PARIS — Prime Minister Benjamin Netanyahu on Sunday said Turkey’s president was a brutal dictator who supports Palestinian terrorist groups in their efforts to “kill innocent people,” as a war of words heated up between Israel and Turkey over US President Donald Trump’s recognition of Jerusalem.
“I am not used to receiving lectures about morality from a leader who bombs Kurdish villagers in his native Turkey, who jails journalists, who helps Iran get around international sanctions, and who helps terrorists, including in Gaza, kill innocent people,” said Netanyahu.
“That is not the man who is going to lecture us,” Netanyahu said at a press conference with French President Emmanuel Macron in Paris.
Israel has long pressed Turkey to end its support for Hamas and not allow Hamas members to live in Turkey.
Netanyahu’s comments came after Turkish President Recep Tayyip Erdogan vowed to use “all means to fight” against the US recognition of Jerusalem as the country’s capital.
“Palestine is an innocent victim… As for Israel, it is a terrorist state, yes, terrorist!” Erdogan said. “We will not abandon Jerusalem to the mercy of a state that kills children.”
The Turkish leader has employed sharp rhetoric against Israel almost daily in the wake of Trump officially recognizing Jerusalem as the capital of Israel.
On Saturday, Erdogan described Israel as a “state of occupation” that used “terror” against the Palestinians.
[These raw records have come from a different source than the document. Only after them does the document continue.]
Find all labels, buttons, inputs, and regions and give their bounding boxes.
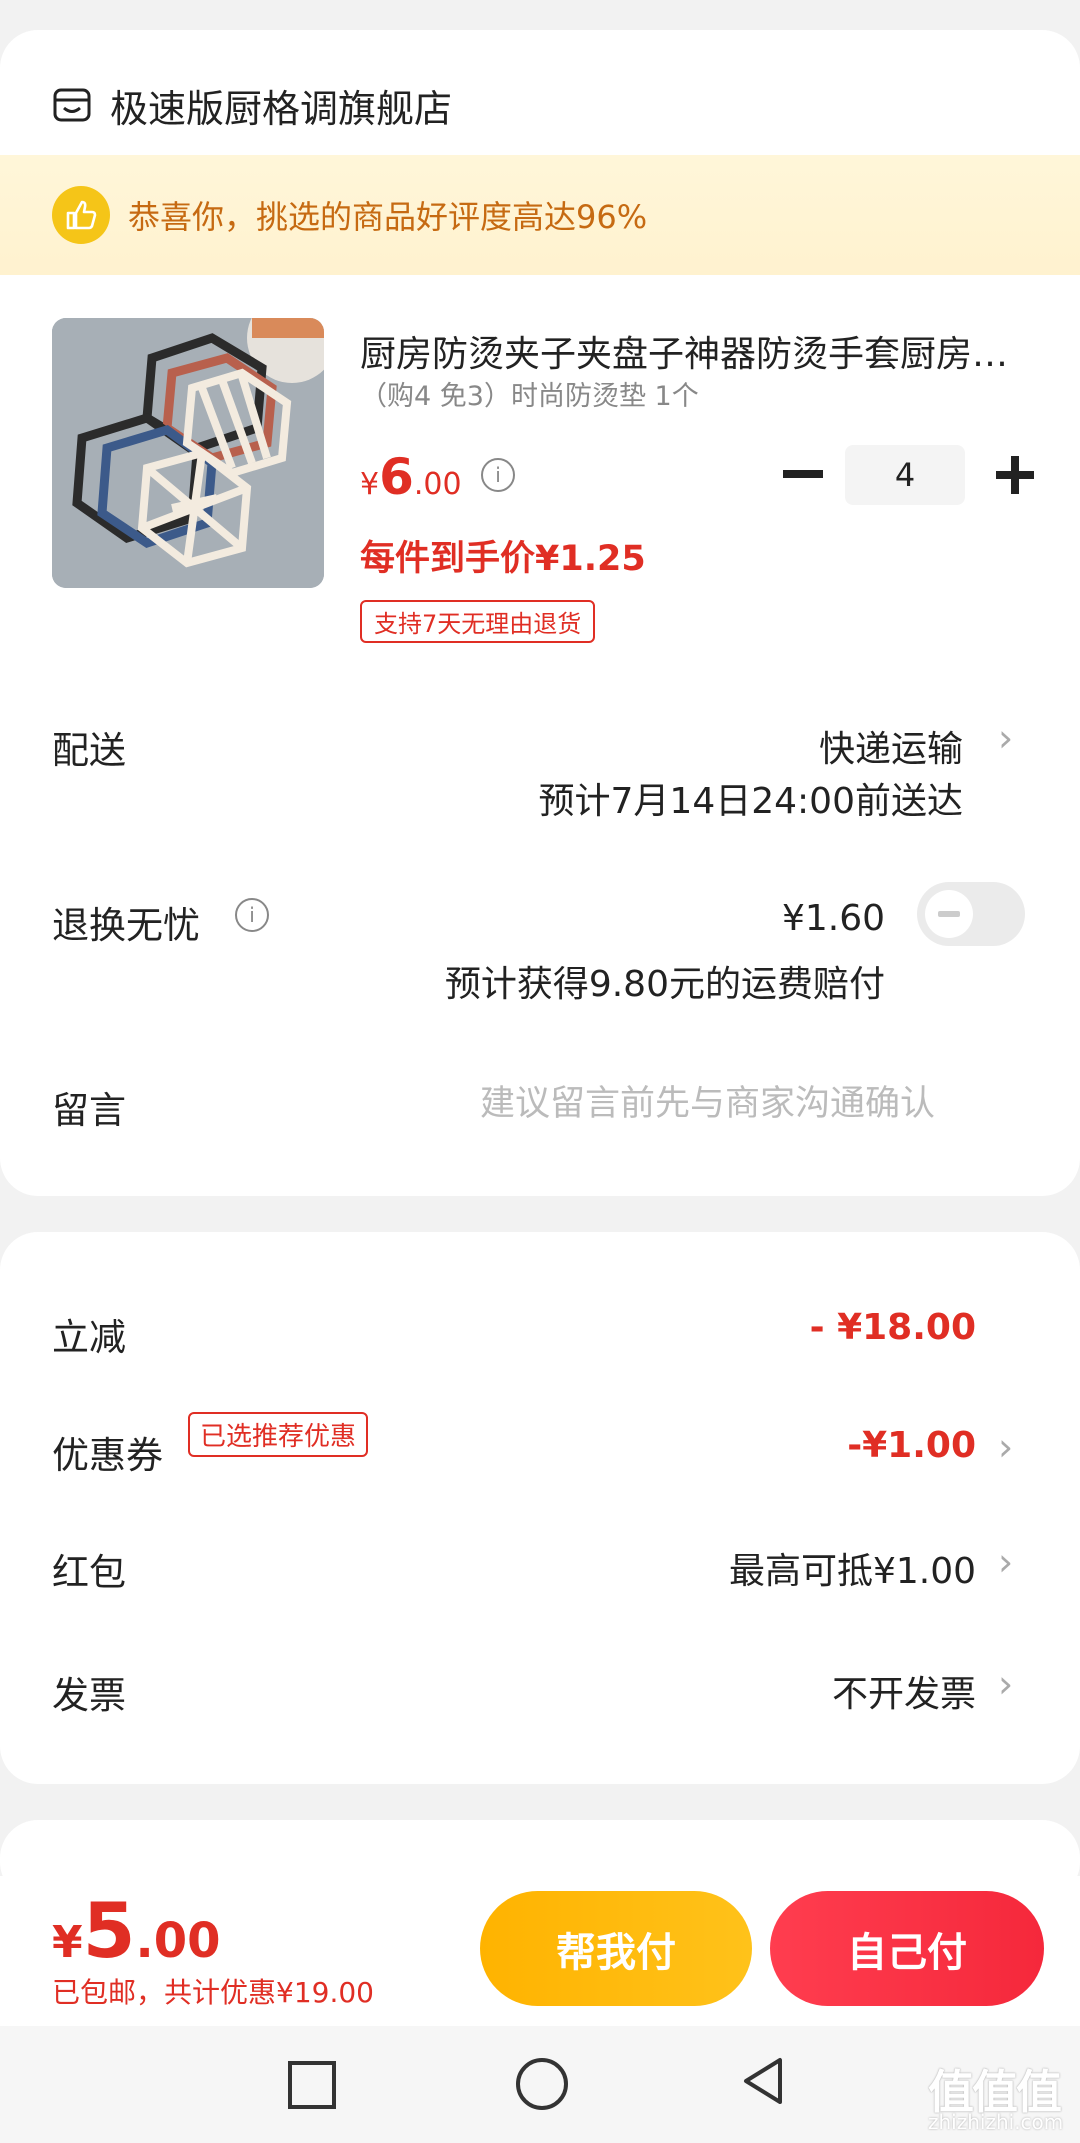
total-price: ¥ 5 .00	[52, 1886, 221, 1975]
product-spec[interactable]: （购4 免3）时尚防烫垫 1个	[360, 374, 699, 413]
invoice-value[interactable]: 不开发票	[832, 1665, 976, 1717]
invoice-label: 发票	[52, 1674, 126, 1717]
message-input[interactable]: 建议留言前先与商家沟通确认	[480, 1075, 935, 1126]
back-icon[interactable]	[740, 2056, 786, 2106]
return-info-icon[interactable]: i	[235, 898, 269, 932]
product-title[interactable]: 厨房防烫夹子夹盘子神器防烫手套厨房防烫垫	[360, 325, 1040, 377]
quantity-decrease-button[interactable]	[783, 470, 823, 478]
store-header[interactable]: 极速版厨格调旗舰店	[52, 70, 452, 140]
red-packet-value[interactable]: 最高可抵¥1.00	[729, 1542, 976, 1594]
store-icon	[53, 88, 91, 122]
message-label: 留言	[52, 1089, 126, 1132]
coupon-value[interactable]: -¥1.00	[847, 1425, 976, 1466]
banner-text: 恭喜你，挑选的商品好评度高达96%	[128, 198, 648, 236]
red-packet-label: 红包	[52, 1551, 126, 1594]
home-icon[interactable]	[516, 2058, 568, 2110]
delivery-method[interactable]: 快递运输	[819, 720, 963, 772]
price-integer: 6	[379, 448, 414, 506]
return-insurance-price: ¥1.60	[781, 898, 885, 939]
price-info-icon[interactable]: i	[481, 458, 515, 492]
total-currency: ¥	[52, 1917, 83, 1968]
red-packet-chevron-icon[interactable]: ›	[998, 1540, 1013, 1584]
total-decimal: .00	[135, 1913, 221, 1969]
system-nav-bar: 值值值 zhizhizhi.com	[0, 2026, 1080, 2143]
quantity-increase-button[interactable]	[985, 445, 1045, 505]
discount-label: 立减	[52, 1316, 126, 1359]
store-name: 极速版厨格调旗舰店	[110, 86, 453, 131]
coupon-tag: 已选推荐优惠	[188, 1412, 369, 1457]
rating-banner: 恭喜你，挑选的商品好评度高达96%	[0, 155, 1080, 275]
coupon-chevron-icon[interactable]: ›	[998, 1425, 1013, 1469]
return-policy-tag: 支持7天无理由退货	[360, 600, 596, 643]
product-image[interactable]	[52, 318, 324, 588]
product-price: ¥ 6 .00	[360, 448, 462, 506]
checkout-bar: ¥ 5 .00 已包邮，共计优惠¥19.00 帮我付 自己付	[0, 1876, 1080, 2026]
help-pay-button[interactable]: 帮我付	[480, 1891, 752, 2006]
total-integer: 5	[82, 1886, 136, 1975]
return-insurance-note: 预计获得9.80元的运费赔付	[444, 964, 885, 1005]
toggle-knob	[925, 890, 973, 938]
return-insurance-label: 退换无忧	[52, 904, 200, 947]
recent-apps-icon[interactable]	[288, 2061, 336, 2109]
discount-value: - ¥18.00	[809, 1307, 976, 1348]
price-currency: ¥	[360, 467, 380, 502]
quantity-input[interactable]: 4	[845, 445, 965, 505]
unit-price: 每件到手价¥1.25	[360, 539, 646, 579]
watermark-url: zhizhizhi.com	[928, 2110, 1064, 2134]
thumbs-up-icon	[52, 186, 110, 244]
total-note: 已包邮，共计优惠¥19.00	[52, 1976, 374, 2009]
self-pay-button[interactable]: 自己付	[770, 1891, 1044, 2006]
delivery-label: 配送	[52, 729, 126, 772]
delivery-eta: 预计7月14日24:00前送达	[538, 781, 963, 822]
price-decimal: .00	[413, 467, 462, 502]
order-card: 极速版厨格调旗舰店 恭喜你，挑选的商品好评度高达96% 厨房防烫夹子夹盘子神器防…	[0, 30, 1080, 1196]
return-insurance-toggle[interactable]	[917, 882, 1025, 946]
coupon-label: 优惠券	[52, 1434, 163, 1477]
delivery-chevron-icon[interactable]: ›	[998, 716, 1013, 760]
invoice-chevron-icon[interactable]: ›	[998, 1662, 1013, 1706]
Yesh Atid leader Yair Lapid also spoke out against Erdogan, invoking the Armenian genocide to denounce the Turkish president.
“Those who deny the murder of children in the Armenian genocide should not preach morality at us,” Lapid tweeted on Sunday.
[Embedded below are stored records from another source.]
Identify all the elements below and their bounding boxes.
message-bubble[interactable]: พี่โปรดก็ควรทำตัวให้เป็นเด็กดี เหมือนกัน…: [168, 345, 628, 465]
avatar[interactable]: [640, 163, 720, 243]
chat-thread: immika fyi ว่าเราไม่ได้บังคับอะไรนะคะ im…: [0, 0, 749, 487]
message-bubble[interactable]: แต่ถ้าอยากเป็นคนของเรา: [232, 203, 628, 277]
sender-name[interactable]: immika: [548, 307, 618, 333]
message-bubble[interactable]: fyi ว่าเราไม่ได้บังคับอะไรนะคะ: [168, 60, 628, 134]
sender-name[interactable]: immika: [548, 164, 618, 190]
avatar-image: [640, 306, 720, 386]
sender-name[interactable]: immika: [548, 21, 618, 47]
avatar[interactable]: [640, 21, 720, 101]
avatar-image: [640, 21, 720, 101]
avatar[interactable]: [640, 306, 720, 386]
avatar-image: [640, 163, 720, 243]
Israel — along with other countries, including the United States and Germany — has refrained from formally recognizing the Armenian genocide over fears of angering Turkey. Lapid has publicly called on Israel to recognize the targeted mass killings of Armenians as genocide.
Israel and Turkey only last year restored diplomatic relations after years of frozen diplomatic ties in the wake of the so-called flotilla incident. In May 2010, Israeli troops raided the Gaza-bound Mavi Marmara ship, which was trying to break the Israeli security blockade on the Hamas-run Strip, and killed nine Turkish nationals aboard who attacked them violently. Israel has apologized and pledged to pay reparations to the families of the deceased.
In a White House speech last week, Trump defied worldwide warnings and insisted that after repeated failures to achieve peace a new approach was long overdue, describing his decision to recognize Jerusalem as the seat of Israel’s government as merely based on reality.
Trump stressed that he was not specifying the boundaries of Israeli sovereignty in the city, and called for no change in the status quo at the city’s holy sites.
The move was hailed by Netanyahu and by leaders across much of the Israeli political spectrum.
The change in longstanding US policy has sparked demonstrations across the Muslim world and led to days of unrest in the West Bank and Gaza.
Agencies contributed to this report.